10. Over the longer-term, further reforms are needed to improve financial intermediation and promote stability. These would include: encouraging further bank consolidation to boost core profitability; managing the privatization of Japan Post to ensure a level playing field for all institutions, and promoting a broader sharing of credit information to strengthen risk pricing and financial stability. Further development of the capital markets would also help enhance Tokyo's appeal as an international financial center.
III. Structural Reforms to Enhance Potential Growth
11. We believe that it would be highly desirable to reinvigorate structural reforms. In the near-term, reforms would support growth by providing a boost to investment and confidence. Over the longer-run, broader reforms would raise potential growth and help address widening economic dualities arising from globalization. There has been some progress in implementing initiatives under the IMF's Multilateral Consultation, but more needs to be done. The priorities remain to enhance labor market flexibility and promote competition through further deregulation and market opening.
• Enhancing labor market flexibility: Labor utilization would improve with more flexible work arrangements, easier rules for dismissal, greater portability of pensions, and more balanced employment conditions for regular and temporary workers. A more liberal and bolder approach to immigration policy would also address special labor needs and shortages. In this regard, we look forward to the recommendations of the government panel for accepting more skilled professionals into Japan.

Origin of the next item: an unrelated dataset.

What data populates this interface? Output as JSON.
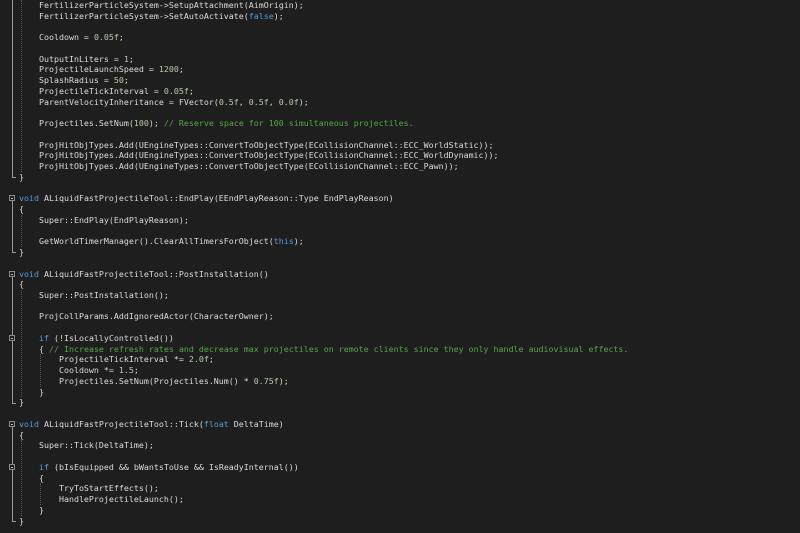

• Promoting competition: Further deregulation and market opening, particularly in agriculture, retail, and services, would give a boost to productivity and make Japan a more attractive destination for foreign investment. Applying successful reforms in the Special Zones on a nationwide basis and opening further "government-driven" markets to the private sector could build support for deeper reforms.
12. Structural reforms would also support an orderly adjustment in global imbalances and contribute to external stability. Japan's current account surplus is expected to narrow over the medium-term, as population aging reduces household savings and pushes firms to substitute capital for labor. This adjustment would be facilitated by far-reaching reforms that raise labor participation rates, enhance productivity, and increase the return on capital. It would also likely be associated with a strengthening of the yen over the medium-term and contribute to an orderly reduction of global imbalances.
13. In summary, Japan faces significant economic policy challenges over the medium-term. Stabilizing the public finances, managing the return to more normal monetary conditions, strengthening the financial sector, and boosting productivity through labor reforms and deregulation would lay the foundation for a sustained expansion and allow Japan to benefit more fully from its close integration with the global economy. We encourage the government to spare no efforts in helping to create a more resilient, competitive, and dynamic economy whose benefits would be shared with the rest of the world.
Finally, we thank the authorities for their close cooperation and warm hospitality. We have benefited a great deal from our discussions over the past week and look forward to your views on these preliminary conclusions.
1 The need for a faster pace of adjustment reflects a more ambitious debt reduction target and more conservative growth and interest rate assumptions than under the authorities' plan.